What parents need to know
Parents Need to Know
Parents need to know that this is a cute story that is meant to be light and silly. However, the little boy gets eaten by a blue lion and then is rescued by the nose-biting penguin.
What's the story?
After Ben receives a penguin as a present, he tries everything he can think of to make him talk. However, he has absolutely no luck, and in his frustration yells very loudly, "Say Something!" This irritates a passing lion, who swallows Ben in a single gulp. Finally, penguin steps into action, and well, we finally learn what it takes to make a penguin talk.
Is it any good?
Kids will love the silliness of this story in much the same way as they love the Pigeon books. The penguin has character, and his stubbornness almost unhinges Ben. In the end, it takes a pretty drastic move to break the ice and start the two toward an understanding friendship. Kids will love that too.
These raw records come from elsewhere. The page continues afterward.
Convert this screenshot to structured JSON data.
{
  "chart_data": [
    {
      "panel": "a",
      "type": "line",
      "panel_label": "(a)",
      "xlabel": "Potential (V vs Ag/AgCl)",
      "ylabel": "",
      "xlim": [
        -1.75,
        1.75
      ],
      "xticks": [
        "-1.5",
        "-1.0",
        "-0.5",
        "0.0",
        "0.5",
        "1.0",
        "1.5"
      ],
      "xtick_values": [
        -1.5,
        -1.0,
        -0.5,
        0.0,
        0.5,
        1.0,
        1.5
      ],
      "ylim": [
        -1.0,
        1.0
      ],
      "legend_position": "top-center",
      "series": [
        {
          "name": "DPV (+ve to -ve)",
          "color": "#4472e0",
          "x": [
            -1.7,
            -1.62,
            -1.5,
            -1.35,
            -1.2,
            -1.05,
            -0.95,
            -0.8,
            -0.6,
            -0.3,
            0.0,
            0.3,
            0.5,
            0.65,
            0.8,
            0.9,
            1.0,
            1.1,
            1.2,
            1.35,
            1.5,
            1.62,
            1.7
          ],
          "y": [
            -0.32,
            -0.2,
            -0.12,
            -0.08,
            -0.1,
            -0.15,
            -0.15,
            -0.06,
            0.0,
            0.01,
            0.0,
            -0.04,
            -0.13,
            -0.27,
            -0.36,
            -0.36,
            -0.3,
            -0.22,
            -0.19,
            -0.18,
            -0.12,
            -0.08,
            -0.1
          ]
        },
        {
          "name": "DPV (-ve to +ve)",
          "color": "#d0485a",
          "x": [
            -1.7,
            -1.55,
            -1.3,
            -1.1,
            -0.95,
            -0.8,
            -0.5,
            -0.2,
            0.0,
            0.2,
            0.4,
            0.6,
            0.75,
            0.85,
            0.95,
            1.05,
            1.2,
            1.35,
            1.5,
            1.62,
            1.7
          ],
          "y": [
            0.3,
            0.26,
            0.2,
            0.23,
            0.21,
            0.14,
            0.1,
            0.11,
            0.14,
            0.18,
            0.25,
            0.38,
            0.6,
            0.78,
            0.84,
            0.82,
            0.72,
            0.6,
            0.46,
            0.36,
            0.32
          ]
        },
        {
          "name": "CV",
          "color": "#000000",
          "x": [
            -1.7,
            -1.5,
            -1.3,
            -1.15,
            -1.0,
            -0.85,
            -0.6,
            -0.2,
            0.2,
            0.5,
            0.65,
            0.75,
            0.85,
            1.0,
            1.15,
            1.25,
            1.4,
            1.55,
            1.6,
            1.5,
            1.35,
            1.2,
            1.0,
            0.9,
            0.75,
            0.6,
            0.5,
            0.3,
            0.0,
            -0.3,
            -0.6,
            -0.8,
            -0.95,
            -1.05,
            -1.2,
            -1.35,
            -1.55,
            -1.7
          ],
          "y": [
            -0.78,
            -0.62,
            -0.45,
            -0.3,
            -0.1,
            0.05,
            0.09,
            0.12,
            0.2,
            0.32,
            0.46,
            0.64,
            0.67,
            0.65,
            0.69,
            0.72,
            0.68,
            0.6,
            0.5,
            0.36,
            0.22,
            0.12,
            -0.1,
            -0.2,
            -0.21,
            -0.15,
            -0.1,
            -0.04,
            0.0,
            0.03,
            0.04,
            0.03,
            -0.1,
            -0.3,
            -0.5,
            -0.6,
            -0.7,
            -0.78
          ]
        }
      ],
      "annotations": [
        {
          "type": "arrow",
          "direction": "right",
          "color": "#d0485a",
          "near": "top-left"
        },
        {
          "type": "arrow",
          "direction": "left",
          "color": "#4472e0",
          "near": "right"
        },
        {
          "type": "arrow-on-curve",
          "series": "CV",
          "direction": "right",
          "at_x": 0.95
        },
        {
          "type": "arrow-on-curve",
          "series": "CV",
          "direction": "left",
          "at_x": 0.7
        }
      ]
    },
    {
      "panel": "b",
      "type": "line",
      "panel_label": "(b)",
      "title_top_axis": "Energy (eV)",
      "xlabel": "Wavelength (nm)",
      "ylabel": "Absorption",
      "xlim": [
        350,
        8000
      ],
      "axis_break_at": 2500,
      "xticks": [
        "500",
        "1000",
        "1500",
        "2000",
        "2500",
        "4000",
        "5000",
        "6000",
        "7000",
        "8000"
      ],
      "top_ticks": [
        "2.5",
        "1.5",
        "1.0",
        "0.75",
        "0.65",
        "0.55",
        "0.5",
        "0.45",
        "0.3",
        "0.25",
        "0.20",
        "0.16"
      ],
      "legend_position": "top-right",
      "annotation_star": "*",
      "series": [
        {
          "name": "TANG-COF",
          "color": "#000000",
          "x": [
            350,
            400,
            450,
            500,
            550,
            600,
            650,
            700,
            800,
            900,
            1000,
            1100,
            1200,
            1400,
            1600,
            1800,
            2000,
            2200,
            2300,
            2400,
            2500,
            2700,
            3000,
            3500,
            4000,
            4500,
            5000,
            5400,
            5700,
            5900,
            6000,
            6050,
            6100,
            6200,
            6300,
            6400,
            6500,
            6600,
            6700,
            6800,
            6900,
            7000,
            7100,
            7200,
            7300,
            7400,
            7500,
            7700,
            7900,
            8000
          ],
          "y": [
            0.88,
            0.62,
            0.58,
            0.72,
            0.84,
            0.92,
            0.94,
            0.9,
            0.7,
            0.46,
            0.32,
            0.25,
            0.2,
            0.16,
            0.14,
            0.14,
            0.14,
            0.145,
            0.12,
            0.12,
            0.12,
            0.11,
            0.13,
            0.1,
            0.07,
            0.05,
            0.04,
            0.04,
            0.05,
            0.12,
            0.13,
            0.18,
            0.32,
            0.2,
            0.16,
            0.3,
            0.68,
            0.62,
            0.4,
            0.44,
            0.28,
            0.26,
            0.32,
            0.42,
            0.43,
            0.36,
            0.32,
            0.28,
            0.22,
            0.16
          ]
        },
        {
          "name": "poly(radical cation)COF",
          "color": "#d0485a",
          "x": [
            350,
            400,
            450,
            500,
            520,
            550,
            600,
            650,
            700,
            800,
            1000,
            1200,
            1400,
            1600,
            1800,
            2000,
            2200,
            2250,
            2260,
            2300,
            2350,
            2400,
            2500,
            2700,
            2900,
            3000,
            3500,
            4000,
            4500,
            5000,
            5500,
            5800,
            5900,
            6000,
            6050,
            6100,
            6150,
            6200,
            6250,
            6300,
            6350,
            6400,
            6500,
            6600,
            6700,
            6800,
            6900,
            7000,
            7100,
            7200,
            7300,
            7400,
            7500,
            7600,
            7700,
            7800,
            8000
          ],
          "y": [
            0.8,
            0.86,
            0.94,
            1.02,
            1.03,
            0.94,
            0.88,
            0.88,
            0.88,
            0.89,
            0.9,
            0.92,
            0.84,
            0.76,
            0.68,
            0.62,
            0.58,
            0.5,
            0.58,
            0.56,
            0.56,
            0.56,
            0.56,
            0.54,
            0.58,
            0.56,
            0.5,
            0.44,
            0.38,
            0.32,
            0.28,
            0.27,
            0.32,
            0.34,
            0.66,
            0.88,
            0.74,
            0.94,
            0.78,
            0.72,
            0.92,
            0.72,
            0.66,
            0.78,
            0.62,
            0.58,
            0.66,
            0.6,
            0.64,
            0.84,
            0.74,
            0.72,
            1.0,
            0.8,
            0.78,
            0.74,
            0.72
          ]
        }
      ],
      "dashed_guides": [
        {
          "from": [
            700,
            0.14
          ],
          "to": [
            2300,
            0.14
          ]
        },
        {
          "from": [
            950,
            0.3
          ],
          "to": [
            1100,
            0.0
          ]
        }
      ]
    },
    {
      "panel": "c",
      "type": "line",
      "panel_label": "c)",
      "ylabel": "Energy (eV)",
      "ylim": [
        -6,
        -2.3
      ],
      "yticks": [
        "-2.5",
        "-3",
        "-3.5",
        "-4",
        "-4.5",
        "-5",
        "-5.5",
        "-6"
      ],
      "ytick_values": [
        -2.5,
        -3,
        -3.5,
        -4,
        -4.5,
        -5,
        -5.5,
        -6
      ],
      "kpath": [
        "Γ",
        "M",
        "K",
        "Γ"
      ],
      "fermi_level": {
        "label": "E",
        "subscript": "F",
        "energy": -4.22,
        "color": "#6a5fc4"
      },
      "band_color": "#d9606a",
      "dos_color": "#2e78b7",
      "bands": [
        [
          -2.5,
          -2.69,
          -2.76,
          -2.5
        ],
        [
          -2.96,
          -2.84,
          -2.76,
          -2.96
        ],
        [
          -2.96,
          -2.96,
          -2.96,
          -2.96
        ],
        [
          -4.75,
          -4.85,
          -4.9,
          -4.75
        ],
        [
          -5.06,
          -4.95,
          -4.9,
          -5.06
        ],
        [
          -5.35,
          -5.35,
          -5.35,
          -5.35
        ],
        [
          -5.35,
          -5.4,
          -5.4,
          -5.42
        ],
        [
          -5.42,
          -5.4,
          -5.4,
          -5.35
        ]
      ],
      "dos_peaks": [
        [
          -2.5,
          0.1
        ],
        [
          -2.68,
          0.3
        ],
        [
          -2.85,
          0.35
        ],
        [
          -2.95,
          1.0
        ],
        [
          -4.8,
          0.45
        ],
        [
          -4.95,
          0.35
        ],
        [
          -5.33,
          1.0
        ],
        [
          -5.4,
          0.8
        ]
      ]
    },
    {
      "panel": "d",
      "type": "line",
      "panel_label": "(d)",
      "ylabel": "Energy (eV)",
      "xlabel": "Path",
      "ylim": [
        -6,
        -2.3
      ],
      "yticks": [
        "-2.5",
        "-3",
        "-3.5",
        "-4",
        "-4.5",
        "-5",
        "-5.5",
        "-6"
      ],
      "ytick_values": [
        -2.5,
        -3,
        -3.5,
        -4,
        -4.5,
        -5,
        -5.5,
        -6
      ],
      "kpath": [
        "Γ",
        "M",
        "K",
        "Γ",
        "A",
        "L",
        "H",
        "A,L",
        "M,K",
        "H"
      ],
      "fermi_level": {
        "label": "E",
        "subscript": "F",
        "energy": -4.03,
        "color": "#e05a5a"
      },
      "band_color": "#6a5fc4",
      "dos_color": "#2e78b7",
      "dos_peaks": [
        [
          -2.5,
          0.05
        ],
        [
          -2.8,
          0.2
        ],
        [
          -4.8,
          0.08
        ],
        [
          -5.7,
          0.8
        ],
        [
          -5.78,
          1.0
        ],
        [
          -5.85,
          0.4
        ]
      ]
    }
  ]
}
Polly Dunbar's multimedia illustrations are cute, simple, and uncluttered. With whimsical flair, her lines perfectly express both Ben's changing moods and the penguin's bemused silence. Nothing extra is included in this story of the chubby-cheeked, pajama-clad boy and his developing relationship with the very quiet penguin. Kids will enjoy its playful tone; adults will love its charm.
Families can talk about...
Families can talk about real penguins and where they live. They might also talk about whether a penguin would be a good gift. What would they do if they opened a present and found one inside the box? Would they expect the penguin to talk as Ben did? Why did the penguin say nothing when Ben did all his crazy tricks? Can you think of anything else that might have worked? After the lion swallowed Ben, why did the penguin bite his nose? How did the penguin change? What lesson did Ben learn?